[Math] Find all positive integers $n$ such that $n$ divides $a^{25} – a$ for all positive integers $a$

elementary-number-theory

I am helping my nephew in the secondary school with the problem stated in the title:

Find all positive integers $n$ such that $n$ divides $a^{25} -a$ for all positive integers $a$

I tried several cases and find that possible values of $n$ is $2, 3, 5, 6, 7, 10$ but don't know how to solve completely this problem.

Can anybody shed light on it?

Thank you very much!

Best Answer

Here is a hands on method of getting the primes you need quite quickly.

Note that $a^{25}-a=a(a^{24}-1)=a(a^{12}+1)(a^6+1)(a^3+1)(a^3-1)$ and $a^{12}+1=(a^4+1)(a^8-a^4+1)$ by successive factorisations using the difference of two squares, so you can obtain a full factorisation for small $a$.

For $a=2$ you get $2^{25}-2=2\cdot17\cdot241\cdot65\cdot9\cdot7$ and the factorisation is easy to complete.

Do a similar thing for $a=3$ to get $3\cdot82\cdot6481\cdot330\cdot 28\cdot 26$

You can then reduce the numbers you have to test to common factors these two, which will be factors of $2\cdot 3\cdot 5\cdot 7\cdot 13$ since no other primes are common.

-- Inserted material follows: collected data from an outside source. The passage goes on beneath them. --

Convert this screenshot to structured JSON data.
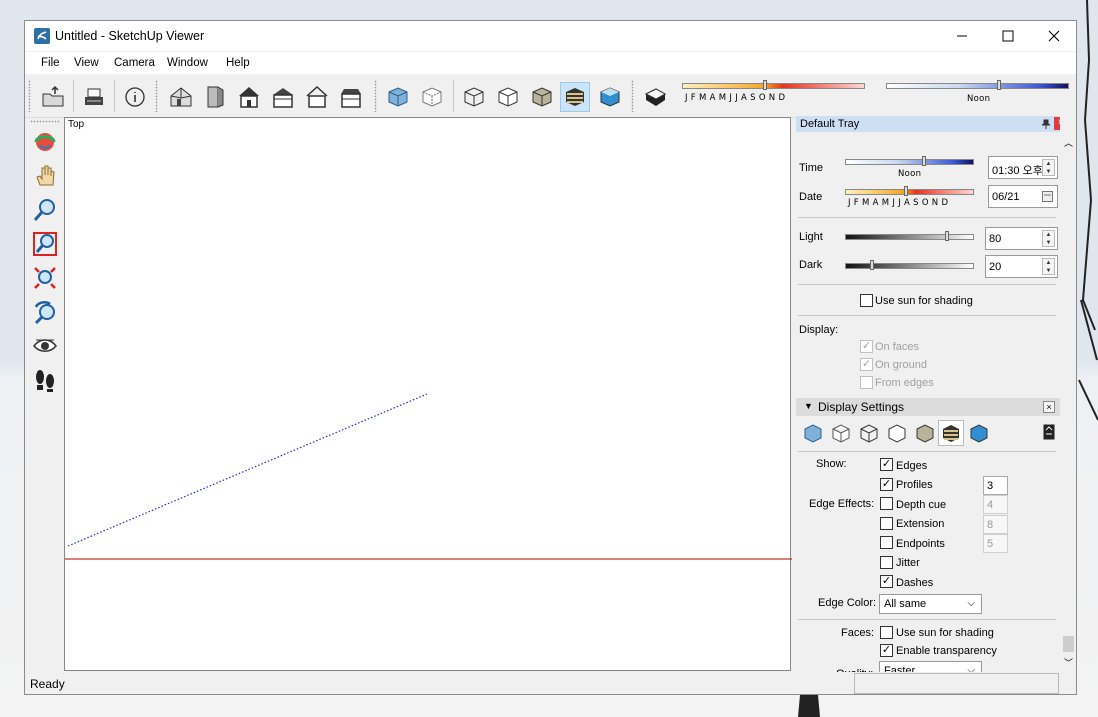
{
  "window": {
    "title": "Untitled - SketchUp Viewer"
  },
  "menu": [
    "File",
    "View",
    "Camera",
    "Window",
    "Help"
  ],
  "toolbar": {
    "months": "J F M A M J J A S O N D",
    "noon": "Noon"
  },
  "viewport": {
    "view_label": "Top"
  },
  "status": {
    "text": "Ready"
  },
  "tray": {
    "title": "Default Tray",
    "time_label": "Time",
    "time_value": "01:30 오후",
    "noon": "Noon",
    "date_label": "Date",
    "date_value": "06/21",
    "months": "J F M A M J J A S O N D",
    "light_label": "Light",
    "light_value": "80",
    "light_level": 0.8,
    "dark_label": "Dark",
    "dark_value": "20",
    "dark_level": 0.2,
    "use_sun_label": "Use sun for shading",
    "display_label": "Display:",
    "on_faces": "On faces",
    "on_ground": "On ground",
    "from_edges": "From edges"
  },
  "display_settings": {
    "title": "Display Settings",
    "show_label": "Show:",
    "edges": "Edges",
    "profiles": "Profiles",
    "profiles_value": "3",
    "edge_effects_label": "Edge Effects:",
    "depth_cue": "Depth cue",
    "depth_cue_value": "4",
    "extension": "Extension",
    "extension_value": "8",
    "endpoints": "Endpoints",
    "endpoints_value": "5",
    "jitter": "Jitter",
    "dashes": "Dashes",
    "edge_color_label": "Edge Color:",
    "edge_color_value": "All same",
    "faces_label": "Faces:",
    "faces_use_sun": "Use sun for shading",
    "enable_transparency": "Enable transparency",
    "quality_label": "Quality:",
    "quality_value": "Faster"
  },
  "colors": {
    "accent": "#3c7fb1",
    "red_axis": "#c0392b",
    "blue_axis": "#1f2fb5"
  }
}
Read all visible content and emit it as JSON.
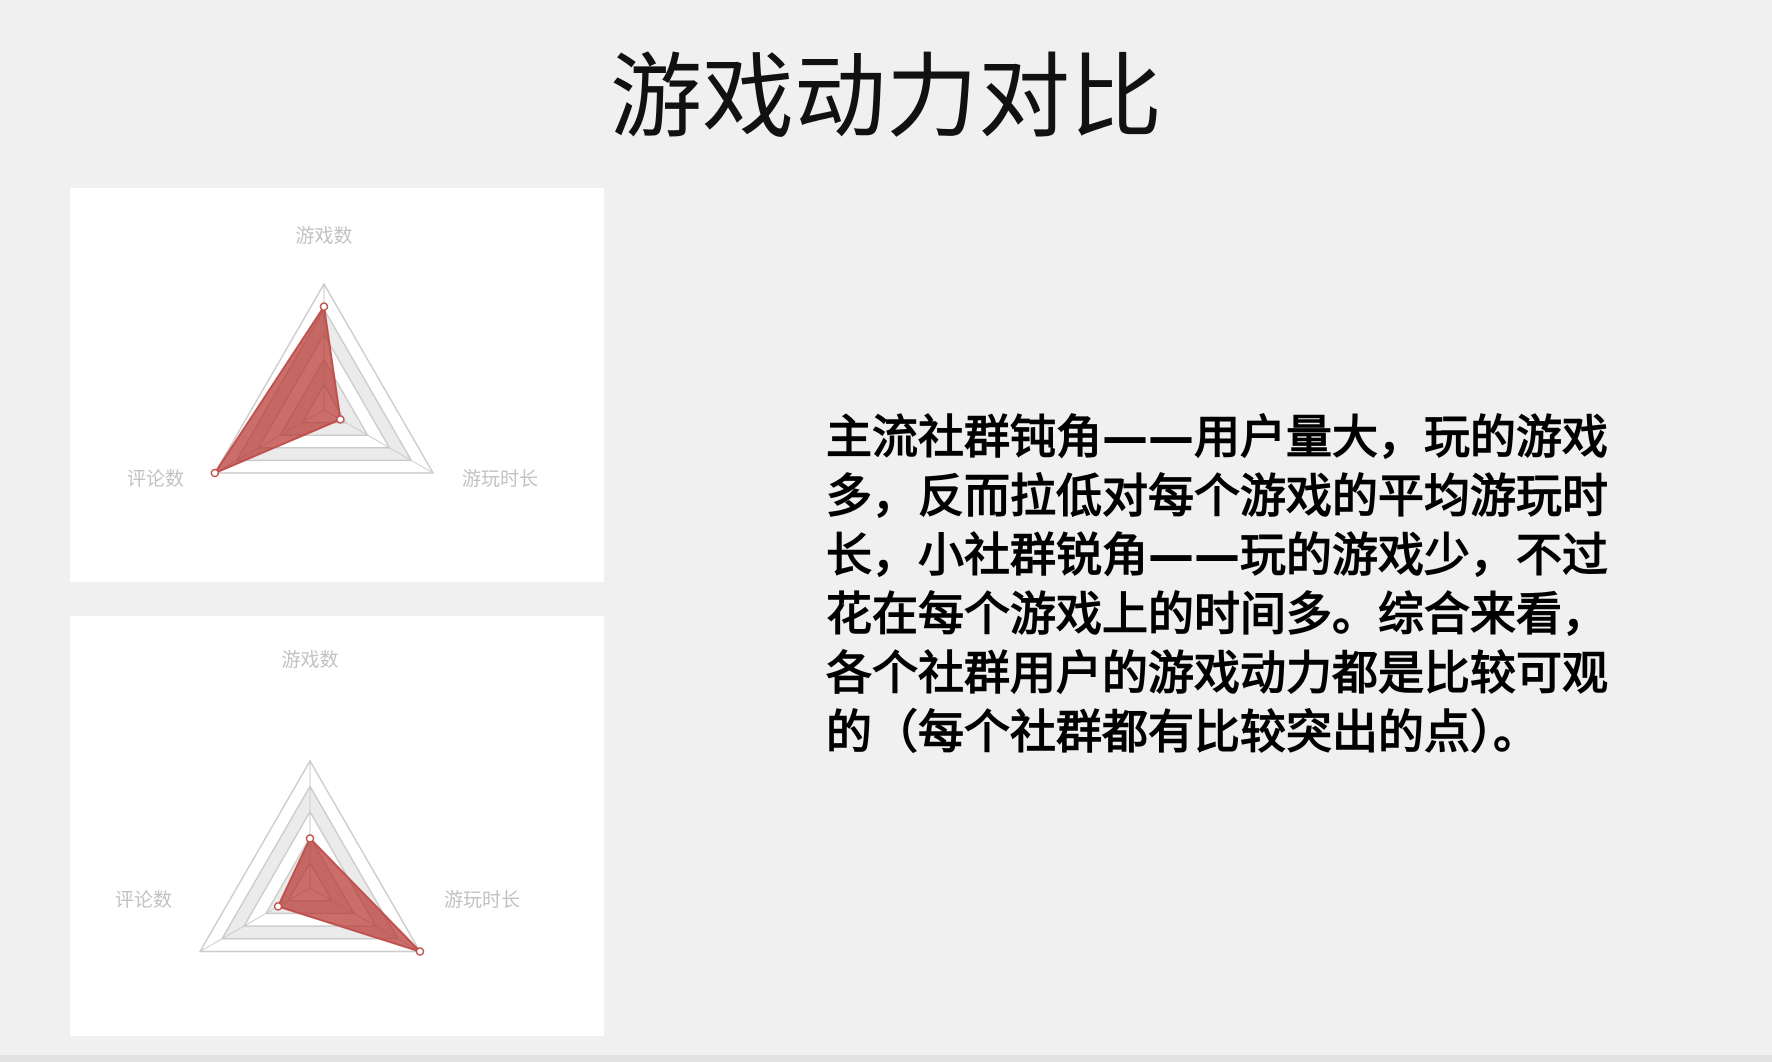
{
  "title": "游戏动力对比",
  "description": "主流社群钝角——用户量大，玩的游戏多，反而拉低对每个游戏的平均游玩时长，小社群锐角——玩的游戏少，不过花在每个游戏上的时间多。综合来看，各个社群用户的游戏动力都是比较可观的（每个社群都有比较突出的点）。",
  "colors": {
    "series_fill": "#b5302a",
    "series_stroke": "#c0504d",
    "grid_line": "#cccccc",
    "band_fill": "#ebebeb",
    "axis_label": "#c2c2c2"
  },
  "chart_data": [
    {
      "type": "radar",
      "indicators": [
        "游戏数",
        "游玩时长",
        "评论数"
      ],
      "max": 1,
      "levels": 5,
      "series": [
        {
          "values": [
            0.82,
            0.15,
            1.0
          ]
        }
      ]
    },
    {
      "type": "radar",
      "indicators": [
        "游戏数",
        "游玩时长",
        "评论数"
      ],
      "max": 1,
      "levels": 5,
      "series": [
        {
          "values": [
            0.39,
            1.0,
            0.29
          ]
        }
      ]
    }
  ]
}
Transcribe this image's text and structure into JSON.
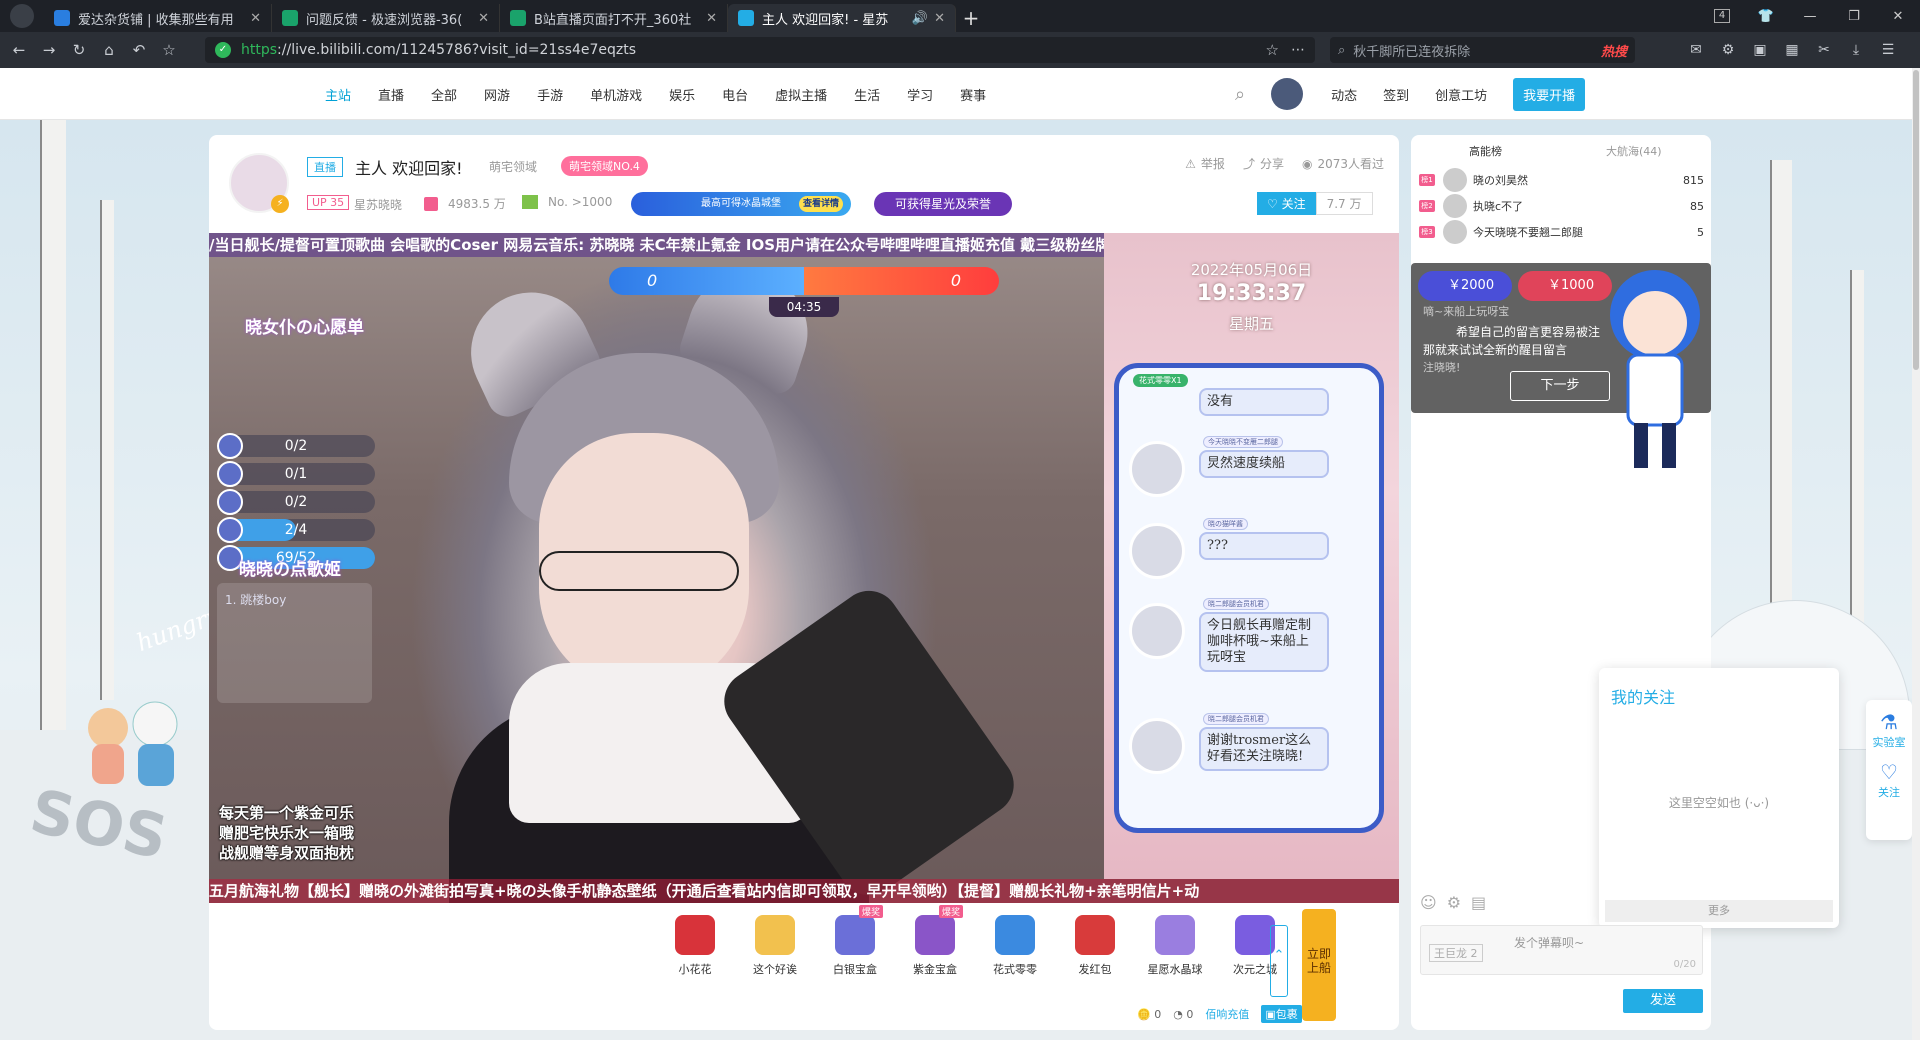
{
  "browser": {
    "tabs": [
      {
        "title": "爱达杂货铺 | 收集那些有用",
        "color": "#2a7ee0"
      },
      {
        "title": "问题反馈 - 极速浏览器-36(",
        "color": "#1aa36b"
      },
      {
        "title": "B站直播页面打不开_360社",
        "color": "#1aa36b"
      },
      {
        "title": "主人 欢迎回家! - 星苏",
        "color": "#23ade5"
      }
    ],
    "tab_count": "4",
    "url_https": "https",
    "url_rest": "://live.bilibili.com/11245786?visit_id=21ss4e7eqzts",
    "search_placeholder": "秋千脚所已连夜拆除",
    "hot_label": "热搜"
  },
  "sitenav": {
    "links": [
      "主站",
      "直播",
      "全部",
      "网游",
      "手游",
      "单机游戏",
      "娱乐",
      "电台",
      "虚拟主播",
      "生活",
      "学习",
      "赛事"
    ],
    "right": [
      "动态",
      "签到",
      "创意工坊"
    ],
    "golive": "我要开播"
  },
  "room": {
    "live_tag": "直播",
    "title": "主人 欢迎回家!",
    "area": "萌宅领域",
    "rank_badge": "萌宅领域NO.4",
    "up_level": "UP 35",
    "streamer": "星苏晓晓",
    "fans": "4983.5 万",
    "rank_no": "No. >1000",
    "ad_text": "最高可得冰晶城堡",
    "ad_button": "查看详情",
    "honor_button": "可获得星光及荣誉",
    "report": "举报",
    "share": "分享",
    "watched": "2073人看过",
    "follow": "关注",
    "follow_count": "7.7 万"
  },
  "player": {
    "marquee_top": "/当日舰长/提督可置顶歌曲    会唱歌的Coser    网易云音乐: 苏晓晓    未C年禁止氪金    IOS用户请在公众号哔哩哔哩直播姬充值    戴三级粉丝牌!",
    "pk_left": "0",
    "pk_right": "0",
    "pk_time": "04:35",
    "wish_title": "晓女仆の心愿单",
    "wishes": [
      {
        "value": "0/2",
        "progress": 0
      },
      {
        "value": "0/1",
        "progress": 0
      },
      {
        "value": "0/2",
        "progress": 0
      },
      {
        "value": "2/4",
        "progress": 0.5
      },
      {
        "value": "69/52",
        "progress": 1
      }
    ],
    "song_title": "晓晓の点歌姬",
    "song_item": "1. 跳楼boy",
    "bubble_lines": [
      "每天第一个紫金可乐",
      "赠肥宅快乐水一箱哦",
      "战舰赠等身双面抱枕"
    ],
    "marquee_bottom": "五月航海礼物【舰长】赠晓の外滩街拍写真+晓の头像手机静态壁纸（开通后查看站内信即可领取，早开早领哟）【提督】赠舰长礼物+亲笔明信片+动",
    "date": "2022年05月06日",
    "time": "19:33:37",
    "weekday": "星期五",
    "card_badge": "花式零零X1",
    "messages": [
      {
        "name": "",
        "text": "没有"
      },
      {
        "name": "今天晓晓不变雁二郎腿",
        "text": "炅然速度续船"
      },
      {
        "name": "晓の猫咩酱",
        "text": "???"
      },
      {
        "name": "晓二郎腿会员机君",
        "text": "今日舰长再赠定制咖啡杯哦~来船上玩呀宝"
      },
      {
        "name": "晓二郎腿会员机君",
        "text": "谢谢trosmer这么好看还关注晓晓!"
      }
    ]
  },
  "gifts": [
    {
      "name": "小花花",
      "color": "#d8333a",
      "hot": ""
    },
    {
      "name": "这个好诶",
      "color": "#f2c14e",
      "hot": ""
    },
    {
      "name": "白银宝盒",
      "color": "#6b6fd8",
      "hot": "爆奖"
    },
    {
      "name": "紫金宝盒",
      "color": "#8a55c8",
      "hot": "爆奖"
    },
    {
      "name": "花式零零",
      "color": "#3b8ae0",
      "hot": ""
    },
    {
      "name": "发红包",
      "color": "#d83b3b",
      "hot": ""
    },
    {
      "name": "星愿水晶球",
      "color": "#9a7ee0",
      "hot": ""
    },
    {
      "name": "次元之城",
      "color": "#7a5de0",
      "hot": ""
    }
  ],
  "board_button": "立即上船",
  "wallet": {
    "gold": "0",
    "silver": "0",
    "recharge": "佰响充值",
    "bag": "包裹"
  },
  "sidebar": {
    "tab_active": "高能榜",
    "tab_other": "大航海(44)",
    "ranks": [
      {
        "no": "榜1",
        "name": "晓の刘昊然",
        "score": "815"
      },
      {
        "no": "榜2",
        "name": "执晓c不了",
        "score": "85"
      },
      {
        "no": "榜3",
        "name": "今天晓晓不要翘二郎腿",
        "score": "5"
      }
    ],
    "guide": {
      "pill1": "￥2000",
      "pill2": "￥1000",
      "line1": "嘀~来船上玩呀宝",
      "line2": "希望自己的留言更容易被注",
      "line3": "那就来试试全新的醒目留言",
      "line4": "注晓晓!",
      "next": "下一步"
    },
    "danmu_badge": "王巨龙",
    "danmu_badge_level": "2",
    "danmu_placeholder": "发个弹幕呗~",
    "danmu_count": "0/20",
    "send": "发送"
  },
  "follow_pop": {
    "title": "我的关注",
    "empty": "这里空空如也 (·ᴗ·)",
    "more": "更多"
  },
  "rightbar": {
    "lab": "实验室",
    "follow": "关注"
  },
  "scene": {
    "hungry": "hungry",
    "sos": "SOS"
  }
}
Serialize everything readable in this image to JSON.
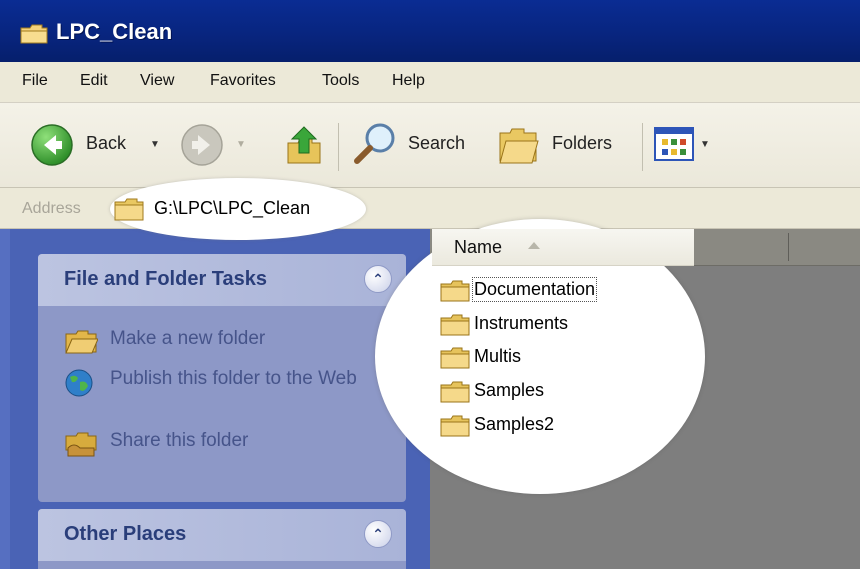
{
  "window": {
    "title": "LPC_Clean"
  },
  "menu": {
    "items": [
      {
        "label": "File"
      },
      {
        "label": "Edit"
      },
      {
        "label": "View"
      },
      {
        "label": "Favorites"
      },
      {
        "label": "Tools"
      },
      {
        "label": "Help"
      }
    ]
  },
  "toolbar": {
    "back_label": "Back",
    "search_label": "Search",
    "folders_label": "Folders"
  },
  "address": {
    "label": "Address",
    "path": "G:\\LPC\\LPC_Clean"
  },
  "task_pane": {
    "file_folder_tasks": {
      "title": "File and Folder Tasks",
      "items": [
        {
          "label": "Make a new folder",
          "icon": "new-folder-icon"
        },
        {
          "label": "Publish this folder to the Web",
          "icon": "globe-icon"
        },
        {
          "label": "Share this folder",
          "icon": "share-folder-icon"
        }
      ]
    },
    "other_places": {
      "title": "Other Places"
    }
  },
  "file_list": {
    "columns": [
      {
        "label": "Name",
        "sort": "ascending"
      }
    ],
    "items": [
      {
        "name": "Documentation",
        "selected": true
      },
      {
        "name": "Instruments",
        "selected": false
      },
      {
        "name": "Multis",
        "selected": false
      },
      {
        "name": "Samples",
        "selected": false
      },
      {
        "name": "Samples2",
        "selected": false
      }
    ]
  },
  "colors": {
    "title_bar": "#0a2c93",
    "task_pane": "#4a63b5",
    "folder": "#f5d27a"
  }
}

To prove this works for all factors you need to prove that each of the primes $2,3,5,7,13$ will always divide $a^{25}-a$, and what you need is that $p|a^p-a$ for all primes $p$ and all integers $a$ which is a modest extension of the usual statement of Fermat's little theorem. Use that with the five identified primes.